As Milaninia explains, the equipment that the company intends to use for its MiniLab is highly expensive. Just one of the optional components, the cytometer, sells for some $30,000. It remains to be seen whether Theranos has a plan to reduce the cost of its technology through scale, as it claims that results will be available for a "fraction of the price." The company clarified that it will target small doctors' practices, large hospitals' emergency rooms, and other settings.
Theranos says its MiniLab product is still in the research and development phase, and has not been approved by FDA. It declined to provide any information about how much the product would cost if and when it hits the market.

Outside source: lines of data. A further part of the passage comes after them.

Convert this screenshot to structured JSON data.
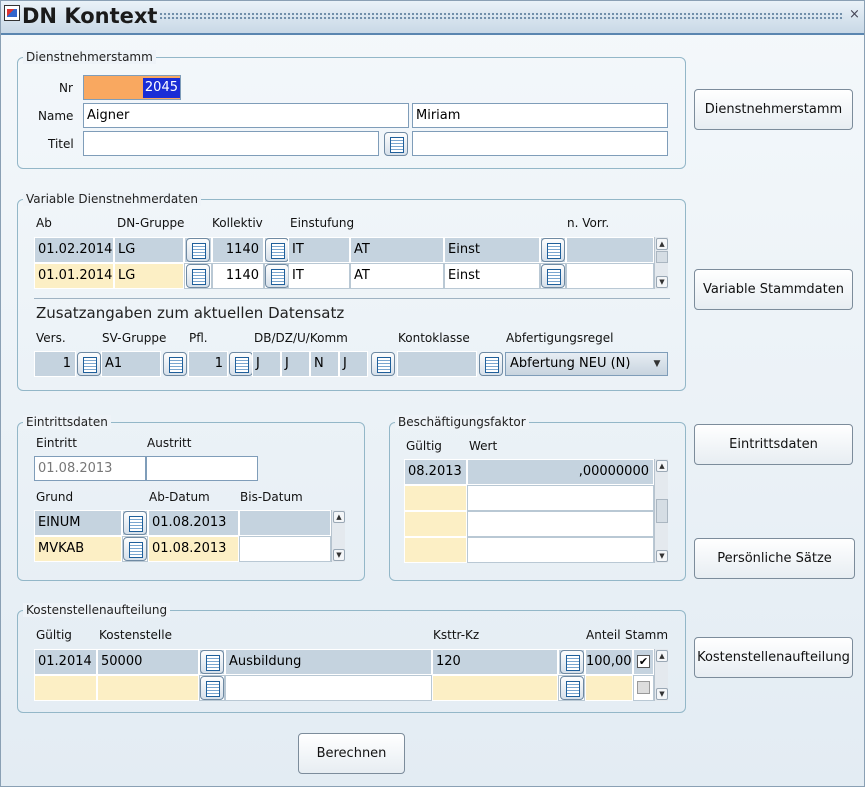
{
  "window": {
    "title": "DN Kontext",
    "close": "×"
  },
  "stamm": {
    "legend": "Dienstnehmerstamm",
    "nr_label": "Nr",
    "nr_value": "2045",
    "name_label": "Name",
    "last_name": "Aigner",
    "first_name": "Miriam",
    "titel_label": "Titel",
    "titel_value": "",
    "titel_value2": ""
  },
  "var": {
    "legend": "Variable Dienstnehmerdaten",
    "headers": {
      "ab": "Ab",
      "dn_gruppe": "DN-Gruppe",
      "kollektiv": "Kollektiv",
      "einstufung": "Einstufung",
      "n_vorr": "n. Vorr."
    },
    "rows": [
      {
        "ab": "01.02.2014",
        "dn_gruppe": "LG",
        "kollektiv": "1140",
        "einst1": "IT",
        "einst2": "AT",
        "einst3": "Einst",
        "n_vorr": ""
      },
      {
        "ab": "01.01.2014",
        "dn_gruppe": "LG",
        "kollektiv": "1140",
        "einst1": "IT",
        "einst2": "AT",
        "einst3": "Einst",
        "n_vorr": ""
      }
    ],
    "zusatz_title": "Zusatzangaben zum aktuellen Datensatz",
    "zusatz_headers": {
      "vers": "Vers.",
      "sv": "SV-Gruppe",
      "pfl": "Pfl.",
      "db": "DB/DZ/U/Komm",
      "konto": "Kontoklasse",
      "abf": "Abfertigungsregel"
    },
    "zusatz": {
      "vers": "1",
      "sv": "A1",
      "pfl": "1",
      "db1": "J",
      "db2": "J",
      "db3": "N",
      "db4": "J",
      "konto": "",
      "abf": "Abfertung NEU (N)"
    }
  },
  "eintritt": {
    "legend": "Eintrittsdaten",
    "eintritt_label": "Eintritt",
    "austritt_label": "Austritt",
    "eintritt_value": "01.08.2013",
    "austritt_value": "",
    "headers": {
      "grund": "Grund",
      "ab": "Ab-Datum",
      "bis": "Bis-Datum"
    },
    "rows": [
      {
        "grund": "EINUM",
        "ab": "01.08.2013",
        "bis": ""
      },
      {
        "grund": "MVKAB",
        "ab": "01.08.2013",
        "bis": ""
      }
    ]
  },
  "besch": {
    "legend": "Beschäftigungsfaktor",
    "headers": {
      "gueltig": "Gültig",
      "wert": "Wert"
    },
    "rows": [
      {
        "gueltig": "08.2013",
        "wert": ",00000000"
      },
      {
        "gueltig": "",
        "wert": ""
      },
      {
        "gueltig": "",
        "wert": ""
      },
      {
        "gueltig": "",
        "wert": ""
      }
    ]
  },
  "kst": {
    "legend": "Kostenstellenaufteilung",
    "headers": {
      "gueltig": "Gültig",
      "kst": "Kostenstelle",
      "kz": "Ksttr-Kz",
      "anteil": "Anteil",
      "stamm": "Stamm"
    },
    "rows": [
      {
        "gueltig": "01.2014",
        "kst": "50000",
        "name": "Ausbildung",
        "kz": "120",
        "anteil": "100,00",
        "stamm": "✔"
      },
      {
        "gueltig": "",
        "kst": "",
        "name": "",
        "kz": "",
        "anteil": "",
        "stamm": ""
      }
    ]
  },
  "buttons": {
    "dienstnehmerstamm": "Dienstnehmerstamm",
    "variable": "Variable Stammdaten",
    "eintritt": "Eintrittsdaten",
    "persoenlich": "Persönliche Sätze",
    "kst": "Kostenstellenaufteilung",
    "berechnen": "Berechnen"
  },
  "colors": {
    "title_underline": "#5a86b0",
    "row_selected": "#c5d3df",
    "row_current": "#fcefc5",
    "nr_field": "#f9a860",
    "nr_value_bg": "#1a2dd6"
  }
}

Another critique of this technology is that it's hard to justify to an insurance company that most tests would need to be performed at the point of care. Quest and Labcorp have spent decades driving down price by taking multiple samples at a centralized facility and running them in parallel. These tests have become cheaper because of economies of scale, which is precisely why so many hospitals still send out the bulk of their lab tests.
"It's going to be an expensive piece of equipment," Milaninia adds.